En todo caso podemos decir que es un texto hecho para ser representado, y ya con eso demostramos una soberbia inconmensurable y una notable autojustificación por su muy probable mediocridad. ¿Quién asegura que ese texto sublime que ha surgido de nuestra inspiración esté destinado a ser representado sobre los escenarios vernáculos y extranjeros, y no sea su finalidad alimentar el calefón a leña de alguna casa pobre de Ugarteche?, sólo nuestra propia autoestima, necesaria, es más, indispensable para asegurar -al menos temporariamente- la supervivencia del famoso texto. Sin embargo, yo creo que todos los que nos decimos dramaturgos deberíamos olvidar nuestra genialidad y dejar de escribir teatro.

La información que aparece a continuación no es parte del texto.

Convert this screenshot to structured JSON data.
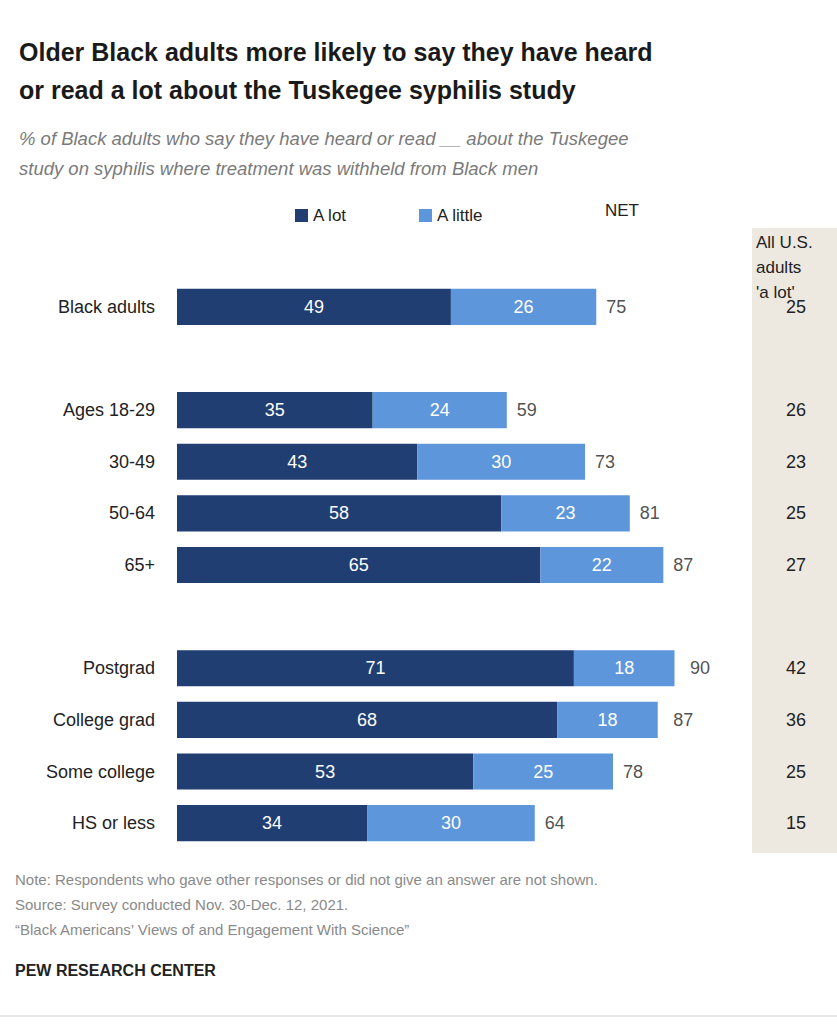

Deberíamos estudiar más la filosofía oriental y dedicarnos a perfeccionar durante decenios la ceremonia del té, por ejemplo, algo tan hermosamente inútil según nuestro punto de vista occidental y cristiano, que nos permitiese afinar el arte de la paciencia y reflexionar lo suficiente, toda la vida si es posible, sobre la exacta vanidad de nuestras pretensiones artísticas. Porque si sencillamente leemos una sola obra de Esquilo, o para ser más contemporáneos, de Shakespeare, nos daremos cuenta de cuán perdidos van nuestros esfuerzos por dejar una sola línea escrita que nos sobreviva; o sea que valga la pena.

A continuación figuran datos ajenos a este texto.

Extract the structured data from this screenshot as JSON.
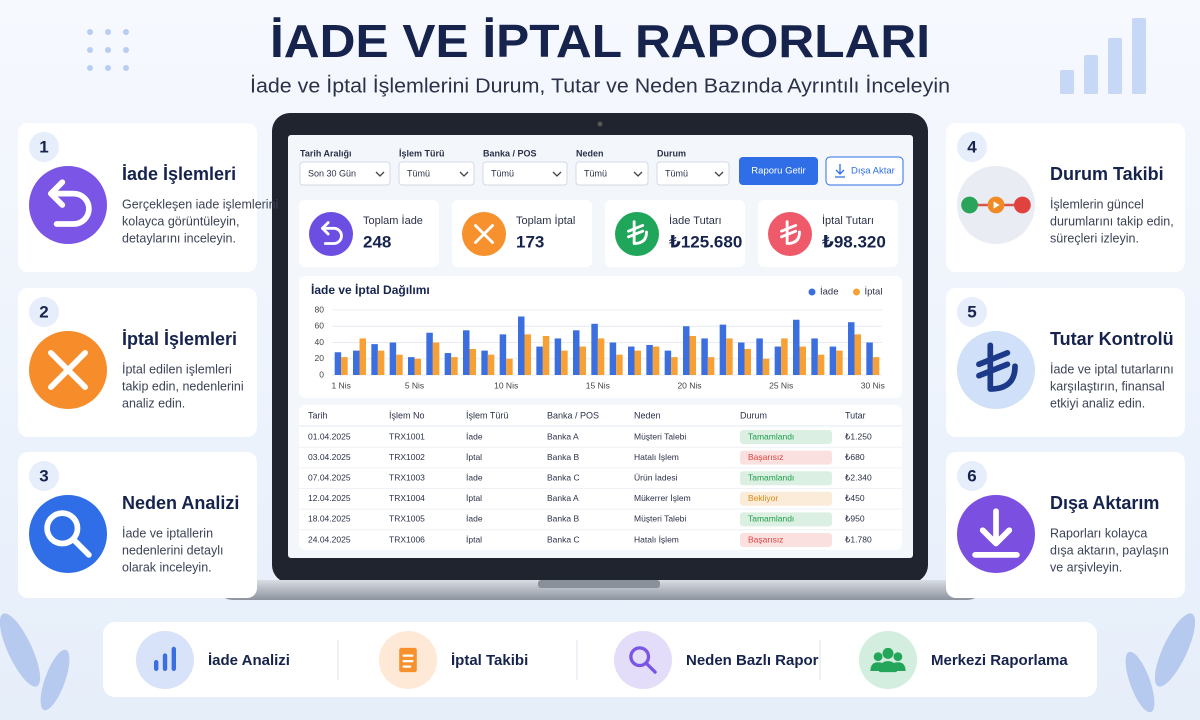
{
  "header": {
    "title": "İADE VE İPTAL RAPORLARI",
    "subtitle": "İade ve İptal İşlemlerini Durum, Tutar ve Neden Bazında Ayrıntılı İnceleyin"
  },
  "features": [
    {
      "number": 1,
      "title": "İade İşlemleri",
      "description": [
        "Gerçekleşen iade işlemlerini",
        "kolayca görüntüleyin,",
        "detaylarını inceleyin."
      ],
      "color": "#7a55e6"
    },
    {
      "number": 2,
      "title": "İptal İşlemleri",
      "description": [
        "İptal edilen işlemleri",
        "takip edin, nedenlerini",
        "analiz edin."
      ],
      "color": "#f78d2a"
    },
    {
      "number": 3,
      "title": "Neden Analizi",
      "description": [
        "İade ve iptallerin",
        "nedenlerini detaylı",
        "olarak inceleyin."
      ],
      "color": "#2f6ee6"
    },
    {
      "number": 4,
      "title": "Durum Takibi",
      "description": [
        "İşlemlerin güncel",
        "durumlarını takip edin,",
        "süreçleri izleyin."
      ],
      "color": "#e9edf3"
    },
    {
      "number": 5,
      "title": "Tutar Kontrolü",
      "description": [
        "İade ve iptal tutarlarını",
        "karşılaştırın, finansal",
        "etkiyi analiz edin."
      ],
      "color": "#cfe0f8"
    },
    {
      "number": 6,
      "title": "Dışa Aktarım",
      "description": [
        "Raporları kolayca",
        "dışa aktarın, paylaşın",
        "ve arşivleyin."
      ],
      "color": "#7b4fe0"
    }
  ],
  "dashboard": {
    "filters": [
      {
        "label": "Tarih Aralığı",
        "value": "Son 30 Gün"
      },
      {
        "label": "İşlem Türü",
        "value": "Tümü"
      },
      {
        "label": "Banka / POS",
        "value": "Tümü"
      },
      {
        "label": "Neden",
        "value": "Tümü"
      },
      {
        "label": "Durum",
        "value": "Tümü"
      }
    ],
    "buttons": [
      "Raporu Getir",
      "Dışa Aktar"
    ],
    "stats": [
      {
        "label": "Toplam İade",
        "value": 248,
        "color": "#6c4ee3"
      },
      {
        "label": "Toplam İptal",
        "value": 173,
        "color": "#f7912d"
      },
      {
        "label": "İade Tutarı",
        "value": "₺125.680",
        "color": "#1fa65a"
      },
      {
        "label": "İptal Tutarı",
        "value": "₺98.320",
        "color": "#ee5a6a"
      }
    ]
  },
  "chart_data": {
    "type": "bar",
    "title": "İade ve İptal Dağılımı",
    "categories": [
      "1 Nis",
      null,
      null,
      null,
      "5 Nis",
      null,
      null,
      null,
      null,
      "10 Nis",
      null,
      null,
      null,
      null,
      "15 Nis",
      null,
      null,
      null,
      null,
      "20 Nis",
      null,
      null,
      null,
      null,
      "25 Nis",
      null,
      null,
      null,
      null,
      "30 Nis"
    ],
    "series": [
      {
        "name": "İade",
        "color": "#3b6fe0",
        "values": [
          28,
          30,
          38,
          40,
          22,
          52,
          27,
          55,
          30,
          50,
          72,
          35,
          45,
          55,
          63,
          40,
          35,
          37,
          30,
          60,
          45,
          62,
          40,
          45,
          35,
          68,
          45,
          35,
          65,
          40
        ]
      },
      {
        "name": "İptal",
        "color": "#f7a035",
        "values": [
          22,
          45,
          30,
          25,
          20,
          40,
          22,
          32,
          25,
          20,
          50,
          48,
          30,
          35,
          45,
          25,
          30,
          35,
          22,
          48,
          22,
          45,
          32,
          20,
          45,
          35,
          25,
          30,
          50,
          22
        ]
      }
    ],
    "ylim": [
      0,
      80
    ],
    "yticks": [
      0,
      20,
      40,
      60,
      80
    ],
    "grid": true,
    "legend": "top-right"
  },
  "table": {
    "columns": [
      "Tarih",
      "İşlem No",
      "İşlem Türü",
      "Banka / POS",
      "Neden",
      "Durum",
      "Tutar"
    ],
    "rows": [
      [
        "01.04.2025",
        "TRX1001",
        "İade",
        "Banka A",
        "Müşteri Talebi",
        "Tamamlandı",
        "₺1.250"
      ],
      [
        "03.04.2025",
        "TRX1002",
        "İptal",
        "Banka B",
        "Hatalı İşlem",
        "Başarısız",
        "₺680"
      ],
      [
        "07.04.2025",
        "TRX1003",
        "İade",
        "Banka C",
        "Ürün İadesi",
        "Tamamlandı",
        "₺2.340"
      ],
      [
        "12.04.2025",
        "TRX1004",
        "İptal",
        "Banka A",
        "Mükerrer İşlem",
        "Bekliyor",
        "₺450"
      ],
      [
        "18.04.2025",
        "TRX1005",
        "İade",
        "Banka B",
        "Müşteri Talebi",
        "Tamamlandı",
        "₺950"
      ],
      [
        "24.04.2025",
        "TRX1006",
        "İptal",
        "Banka C",
        "Hatalı İşlem",
        "Başarısız",
        "₺1.780"
      ]
    ],
    "status_colors": [
      "#1e9e4a",
      "#e0433f",
      "#1e9e4a",
      "#e08a12",
      "#1e9e4a",
      "#e0433f"
    ]
  },
  "bottom_bar": [
    {
      "label": "İade Analizi",
      "color": "#3b6fe0"
    },
    {
      "label": "İptal Takibi",
      "color": "#f7912d"
    },
    {
      "label": "Neden Bazlı Rapor",
      "color": "#7a55e6"
    },
    {
      "label": "Merkezi Raporlama",
      "color": "#23a55a"
    }
  ]
}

Pero ensuciemos papel, a ver, propongámonos ser muy originales e imitemos a alguien poco imitado, o muy imitado y mal, porque seguramente lo podemos imitar mejor nosotros. A ver, ¿a quién plagiamos? ¿A Sófocles? Claro, podríamos ubicar a la audaz Antígona en la Patagonia, por ejemplo, y dotar a Creonte de unas boleadoras de cuero crudo para que castigue a la culpable de haber enterrado a ese hermano montaraz y retobado. ¡Qué originalidad indiscutible! Ni al mismo Sófocles se le habría ocurrido, ni aunque se lo hubiera pedido Pericles en persona, o la esposa de Pericles que no sé cómo se llamaría pero que tal vez tenía algún peso político en aquella Atenas tan floreciente del siglo V.
En fin, por más original y autóctona que suene la idea, ya fue hecha, al menos en este país, que se lleva el cetro de la originalidad en cuanto a copiar se refiere, y desgraciadamente no siempre a Sófocles. Pero vengamos a Mendoza. Si no nos animamos a proponer a Edipo meditando su suerte trágica frente al canal cacique Guaymallén, ni a Hamlet paseando iracundo alrededor de los portones del Parque, tendríamos que ver qué cosa escribimos para ser originales. La cuestión es muy difícil. A lo mejor deberíamos preguntarnos si en realidad debemos ser originales a ultranza, como esos actores que hacen teatro colgados de los pies, o pisando piedras puntiagudas; de ésos he visto en Mendoza, pocos, pero hay.
En cuanto al texto dramático, si queremos que su dramatismo consista en que está destinado al teatro y no en que es tan penoso que da lástima hasta leerlo, por más que haya sido pluripremiado en los floridos concursos locales, tendríamos que intentar una suerte de nueva originalidad. Se me ocurre, por ejemplo, copiar palabra por palabra el Otelo de Shakespeare en letra de computadora tipología 12, a doble espacio, con número en el centro de la página y los centímetros correspondientes a derecha, izquierda, arriba, abajo, siempre en hoja A4, y al final firmar con nuestro nombre, que tan bien queda en la última -y en la primera también- página de una obra maestra.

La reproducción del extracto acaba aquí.